In other words, if we trust the government to give him a fair trial we might as well trust them just to keep him in custody, especially since that is what they intend to do anyway.
Warfare isn't law. Trying to shoehorn legal abstractions into the the ugly chaos of the reality of war will destroy the law, not make warfare more lawful.
Except that most of the detainees didn't surrender on the battlefield, but were kidnapped and sold to the U.S. by warlords that were on the U.S. government payroll often being kidnapped off of cars while going through checkpoints.
So, absent any actual evidence to hold them, they should be released. They are no more POW's than French civilians picked up by the Germans as punishment for French Resistance activities.
Of all the crap that has happened since 9/11/01, I think the use of indefinite detention is the most un-American thing. I can't fathom that anyone in the US support hold people forever even after an acquital.
...then Inigo goes all Hisaglipa on the tags...
Greenwald had a great article yesterday at Salon saying that certain unalienable rights should never be limited by practical considerations (like running a war against criminals).
My meaningless opinion is that refusing to release this guy would constitute an impeachable offense.
Nobody in the Senate has enough hair on his chest to do anything, so it really doesn't matter.
I can't fathom that anyone in the US support hold people forever even after an acquital.
Wish that were true.

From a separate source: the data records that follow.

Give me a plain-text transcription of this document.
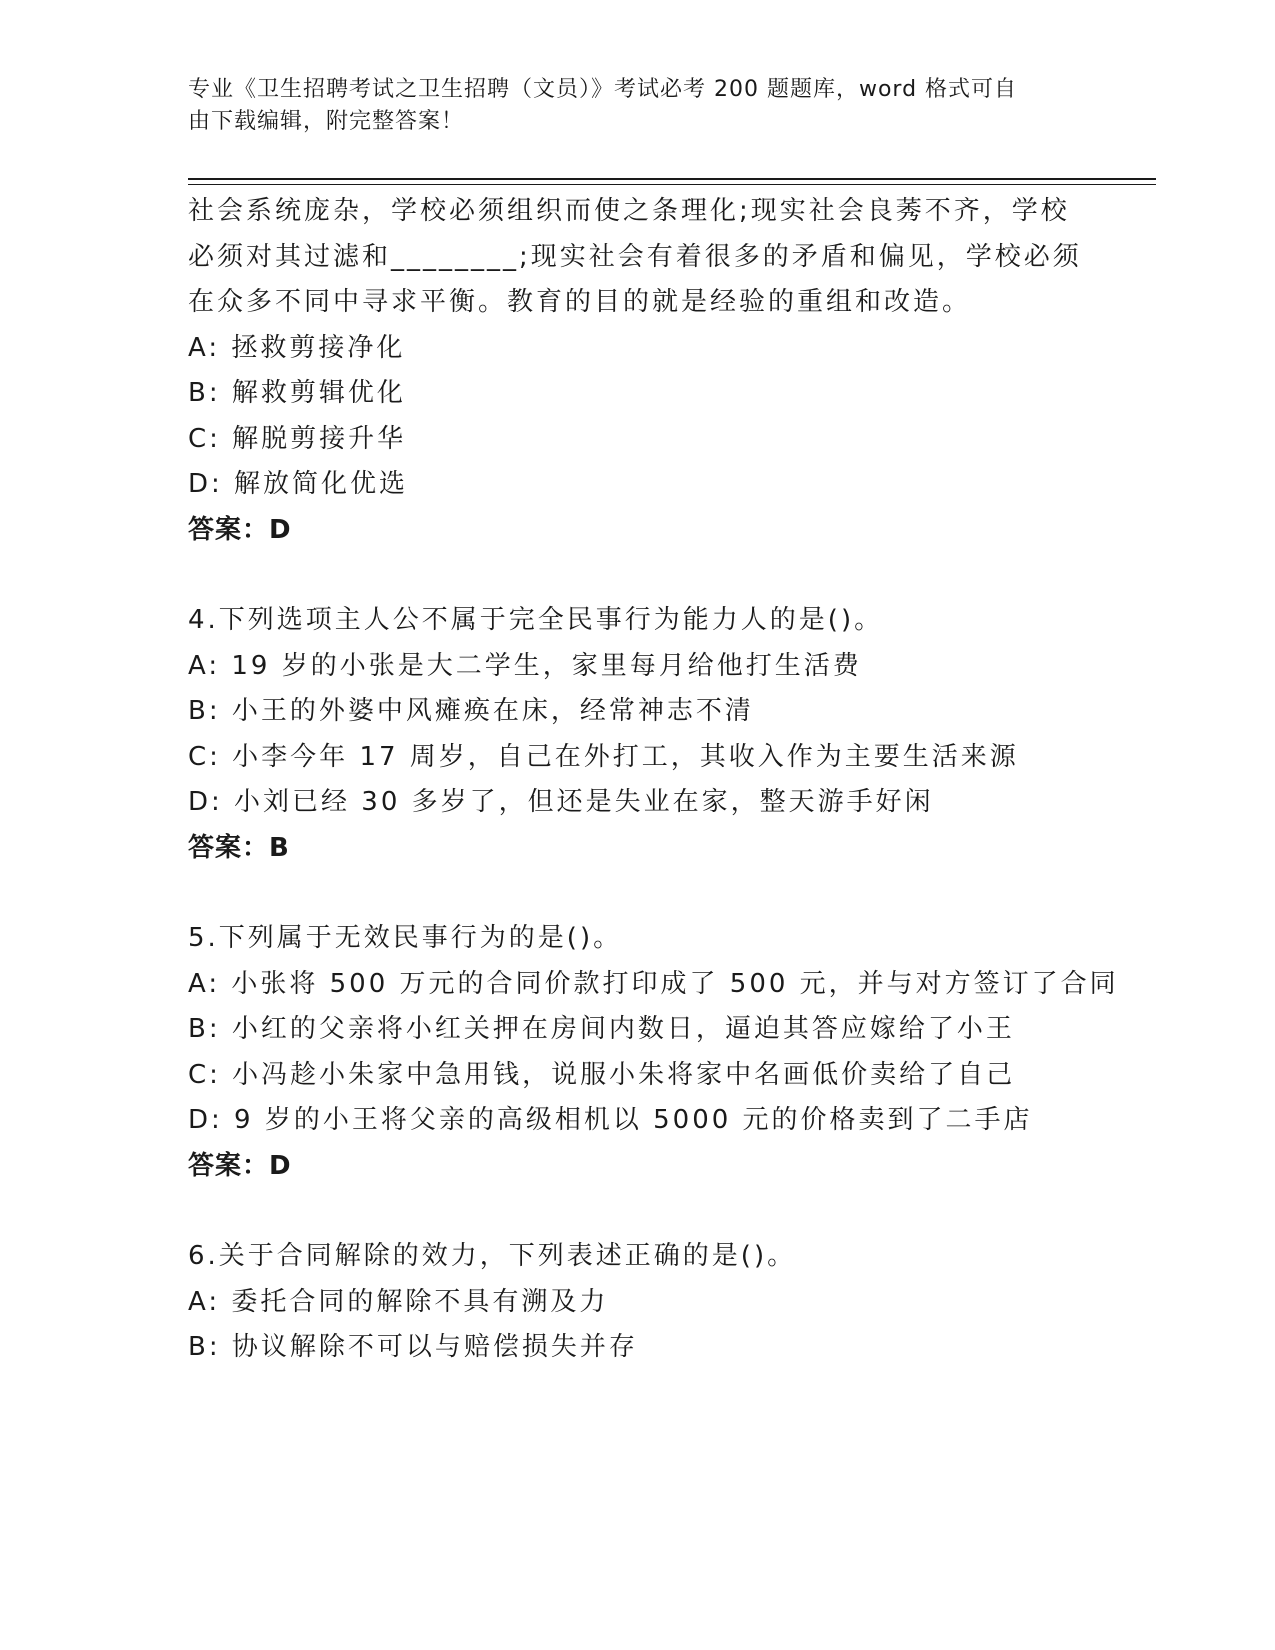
专业《卫生招聘考试之卫生招聘（文员）》考试必考 200 题题库，word 格式可自
由下载编辑，附完整答案！
社会系统庞杂，学校必须组织而使之条理化;现实社会良莠不齐，学校
必须对其过滤和________;现实社会有着很多的矛盾和偏见，学校必须
在众多不同中寻求平衡。教育的目的就是经验的重组和改造。
A: 拯救剪接净化
B: 解救剪辑优化
C: 解脱剪接升华
D: 解放简化优选
答案：D
4.下列选项主人公不属于完全民事行为能力人的是()。
A: 19 岁的小张是大二学生，家里每月给他打生活费
B: 小王的外婆中风瘫痪在床，经常神志不清
C: 小李今年 17 周岁，自己在外打工，其收入作为主要生活来源
D: 小刘已经 30 多岁了，但还是失业在家，整天游手好闲
答案：B
5.下列属于无效民事行为的是()。
A: 小张将 500 万元的合同价款打印成了 500 元，并与对方签订了合同
B: 小红的父亲将小红关押在房间内数日，逼迫其答应嫁给了小王
C: 小冯趁小朱家中急用钱，说服小朱将家中名画低价卖给了自己
D: 9 岁的小王将父亲的高级相机以 5000 元的价格卖到了二手店
答案：D
6.关于合同解除的效力，下列表述正确的是()。
A: 委托合同的解除不具有溯及力
B: 协议解除不可以与赔偿损失并存
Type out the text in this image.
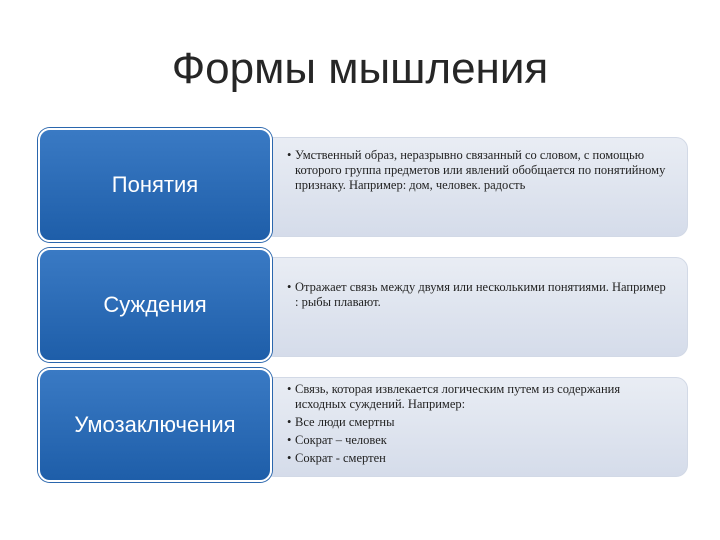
Формы мышления
Понятия
• Умственный образ, неразрывно связанный со словом, с помощью которого группа предметов или явлений обобщается по понятийному признаку. Например: дом, человек. радость
Суждения
• Отражает связь между двумя или несколькими понятиями. Например : рыбы плавают.
Умозаключения
• Связь, которая извлекается логическим путем из содержания исходных суждений. Например:
• Все люди смертны
• Сократ – человек
• Сократ - смертен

I constantly encounter people who trust the govt and are willing to forfeit the rights of "criminals" and "terrorists" in exchange for (the illusion of) security.
One of the most maddening examples was a future in-law, a woman of Lebanese ancestry who said they should just "lock up all the terrorists." I didn't have the heart to point out to her that this would potentially mean her depending on how broad "terrorist" gets interpreted. Fortunately, she's not the one marrying into my family.
They are no more POW's than French civilians picked up by the Germans as punishment for French Resistance activities.
Just so. Of course, since they are not POWs, they are not subject to the Geneva Conventions on POWs.
Some of them are undoubtedly war criminals, and should be tried and executed as such. All should be tried as war criminals (as that is what they are accused of being); those acquitted should be repatriated.